Jun 25, 2017

I Love You, Man

Saw I Love You Man, a very cute bromantic comedy. The idea is this dude is getting married but has no male friends. The bride's wine-swilling friends dub this as "weird" and indeed, he does need a best man, so the groom goes off in search of a male friend. This is a premise that is in serious danger of becoming homoerotic (as opposed to homo-just-good-friends-actually,) so the film does its best to defuse the situation by making jokes at the long-suffering protagonist's expense about him looking for a "boy friend" and running into gay people who he has to turn down. By making him likeable and having him suffer under the misunderstandings of other characters, we are forced to understand lest we too become intolerant and cruel. It's a nice device they use.
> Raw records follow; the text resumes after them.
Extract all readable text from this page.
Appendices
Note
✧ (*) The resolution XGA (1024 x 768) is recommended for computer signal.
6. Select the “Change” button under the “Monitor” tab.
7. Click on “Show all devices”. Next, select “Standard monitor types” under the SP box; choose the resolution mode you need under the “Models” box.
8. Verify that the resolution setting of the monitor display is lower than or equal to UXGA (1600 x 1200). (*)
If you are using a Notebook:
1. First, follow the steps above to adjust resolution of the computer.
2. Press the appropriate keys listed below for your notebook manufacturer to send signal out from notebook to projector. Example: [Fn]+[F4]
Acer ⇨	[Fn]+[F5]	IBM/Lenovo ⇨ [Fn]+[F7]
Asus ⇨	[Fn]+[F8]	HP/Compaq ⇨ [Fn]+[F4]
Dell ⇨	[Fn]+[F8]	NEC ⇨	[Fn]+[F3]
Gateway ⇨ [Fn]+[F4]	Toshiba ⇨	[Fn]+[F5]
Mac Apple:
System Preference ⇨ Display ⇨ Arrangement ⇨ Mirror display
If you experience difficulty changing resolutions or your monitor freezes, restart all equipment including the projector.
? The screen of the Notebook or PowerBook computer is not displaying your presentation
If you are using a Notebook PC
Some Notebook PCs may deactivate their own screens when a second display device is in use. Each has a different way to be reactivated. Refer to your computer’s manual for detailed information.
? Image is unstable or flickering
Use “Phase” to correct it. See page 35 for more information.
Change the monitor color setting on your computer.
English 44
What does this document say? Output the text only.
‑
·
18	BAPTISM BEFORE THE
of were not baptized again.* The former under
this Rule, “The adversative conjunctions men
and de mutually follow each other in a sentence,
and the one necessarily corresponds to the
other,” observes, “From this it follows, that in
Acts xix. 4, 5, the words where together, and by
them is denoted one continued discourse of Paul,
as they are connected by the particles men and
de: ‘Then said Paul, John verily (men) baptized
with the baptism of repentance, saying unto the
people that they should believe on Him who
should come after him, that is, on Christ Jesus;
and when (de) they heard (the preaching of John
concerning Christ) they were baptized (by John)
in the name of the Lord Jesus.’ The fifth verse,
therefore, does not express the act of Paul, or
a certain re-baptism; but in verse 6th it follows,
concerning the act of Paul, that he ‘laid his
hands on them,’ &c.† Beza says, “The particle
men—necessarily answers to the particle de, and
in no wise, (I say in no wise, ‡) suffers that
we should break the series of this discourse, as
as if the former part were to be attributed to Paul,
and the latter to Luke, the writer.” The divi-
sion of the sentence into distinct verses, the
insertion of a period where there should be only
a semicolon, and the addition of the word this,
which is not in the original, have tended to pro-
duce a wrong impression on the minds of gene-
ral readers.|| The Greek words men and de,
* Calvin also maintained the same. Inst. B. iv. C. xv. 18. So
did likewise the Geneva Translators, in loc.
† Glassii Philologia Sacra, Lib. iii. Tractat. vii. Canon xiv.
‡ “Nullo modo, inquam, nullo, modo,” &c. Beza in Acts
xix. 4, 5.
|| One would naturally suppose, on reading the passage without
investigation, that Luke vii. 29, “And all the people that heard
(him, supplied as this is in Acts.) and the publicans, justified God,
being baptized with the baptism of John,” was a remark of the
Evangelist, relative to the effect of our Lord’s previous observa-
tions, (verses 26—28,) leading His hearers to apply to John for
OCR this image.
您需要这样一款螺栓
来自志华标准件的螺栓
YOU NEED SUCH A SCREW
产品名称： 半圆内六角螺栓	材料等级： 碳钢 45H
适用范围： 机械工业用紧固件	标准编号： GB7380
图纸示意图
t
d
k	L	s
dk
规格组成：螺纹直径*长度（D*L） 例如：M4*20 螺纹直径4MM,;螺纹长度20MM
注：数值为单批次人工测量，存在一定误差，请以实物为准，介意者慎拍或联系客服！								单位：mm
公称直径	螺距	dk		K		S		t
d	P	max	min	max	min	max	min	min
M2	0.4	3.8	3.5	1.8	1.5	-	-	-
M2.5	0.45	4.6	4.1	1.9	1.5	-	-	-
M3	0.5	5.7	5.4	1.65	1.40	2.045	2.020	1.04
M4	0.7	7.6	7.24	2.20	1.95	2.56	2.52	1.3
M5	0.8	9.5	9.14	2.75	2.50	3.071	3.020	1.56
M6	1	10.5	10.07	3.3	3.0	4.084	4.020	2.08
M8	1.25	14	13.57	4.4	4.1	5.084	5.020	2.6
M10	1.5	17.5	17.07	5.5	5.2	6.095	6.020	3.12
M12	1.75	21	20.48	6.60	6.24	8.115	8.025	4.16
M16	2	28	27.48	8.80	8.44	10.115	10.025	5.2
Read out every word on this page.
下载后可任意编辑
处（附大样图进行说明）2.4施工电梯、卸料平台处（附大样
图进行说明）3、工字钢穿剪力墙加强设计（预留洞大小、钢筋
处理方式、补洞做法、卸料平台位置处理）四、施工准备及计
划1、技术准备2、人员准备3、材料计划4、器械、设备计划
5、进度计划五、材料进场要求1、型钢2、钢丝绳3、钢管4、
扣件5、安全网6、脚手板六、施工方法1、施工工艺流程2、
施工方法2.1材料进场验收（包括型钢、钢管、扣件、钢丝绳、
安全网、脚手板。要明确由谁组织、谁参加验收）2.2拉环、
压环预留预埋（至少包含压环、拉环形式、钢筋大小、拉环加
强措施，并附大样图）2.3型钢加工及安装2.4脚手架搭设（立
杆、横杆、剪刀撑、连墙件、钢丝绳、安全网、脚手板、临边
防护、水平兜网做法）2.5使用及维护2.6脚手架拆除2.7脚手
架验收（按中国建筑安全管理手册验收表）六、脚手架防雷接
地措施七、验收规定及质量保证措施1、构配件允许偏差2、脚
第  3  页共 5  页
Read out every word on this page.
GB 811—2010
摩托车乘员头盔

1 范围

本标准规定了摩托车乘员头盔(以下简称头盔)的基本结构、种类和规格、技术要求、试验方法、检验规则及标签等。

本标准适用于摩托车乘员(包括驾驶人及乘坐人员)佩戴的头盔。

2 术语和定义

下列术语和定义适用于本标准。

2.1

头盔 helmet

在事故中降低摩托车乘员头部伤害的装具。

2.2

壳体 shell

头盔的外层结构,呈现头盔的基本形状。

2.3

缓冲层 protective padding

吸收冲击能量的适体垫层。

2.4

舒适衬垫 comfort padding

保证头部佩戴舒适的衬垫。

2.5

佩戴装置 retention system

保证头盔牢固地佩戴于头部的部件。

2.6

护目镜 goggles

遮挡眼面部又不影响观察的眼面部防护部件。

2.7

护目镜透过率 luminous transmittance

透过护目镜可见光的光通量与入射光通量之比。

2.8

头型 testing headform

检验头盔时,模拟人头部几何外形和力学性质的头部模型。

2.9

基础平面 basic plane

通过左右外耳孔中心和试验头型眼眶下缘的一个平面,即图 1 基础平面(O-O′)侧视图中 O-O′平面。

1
I don't know first-hand of course, but I understand masculinity is kind of a fragile thing. Men are not allowed to dress or act in certain ways, not allowed to enjoy (or admit to enjoying) certain music or shows, not allowed to drink alcohol that doesn't taste like paint thinner, etc etc. How straight guys become friends and stay friends is beyond me. I feel like they have to thread the needle of publicly liking each other without falling into appearing to love each other. How exhausting. So this film is refreshing. I honestly would have preferred a gay romance, but this is important, I feel, for society as a whole to see (including women, by the way. Society as a whole polices these mores, not just straight men.)

Anyway (now that I've talked about the thing that I actually wanted to talk about which is not this film...) the film itself is a fun, silly romp. The bride is not (as I feared) some shrew or nag, but an almost cartoonishly likeable and affable woman. This film is not really about her, so she's not given a real character. She's the nice girlfriend who, alas, is not a dude-friend. There's also an explicitly gay brother who they include to provide more look-see-this-is-not-gay messaging and who is some kind of socially-acceptable, straight-acting ghoul who oh-so-relatably spurns the advances of other gay men. Bleh. I wish he weren't quite so outrageous. It would have been interesting if he interpreted his brother's friend-hunt as a secret coming-out. The politics would be way trickier but much more provocative.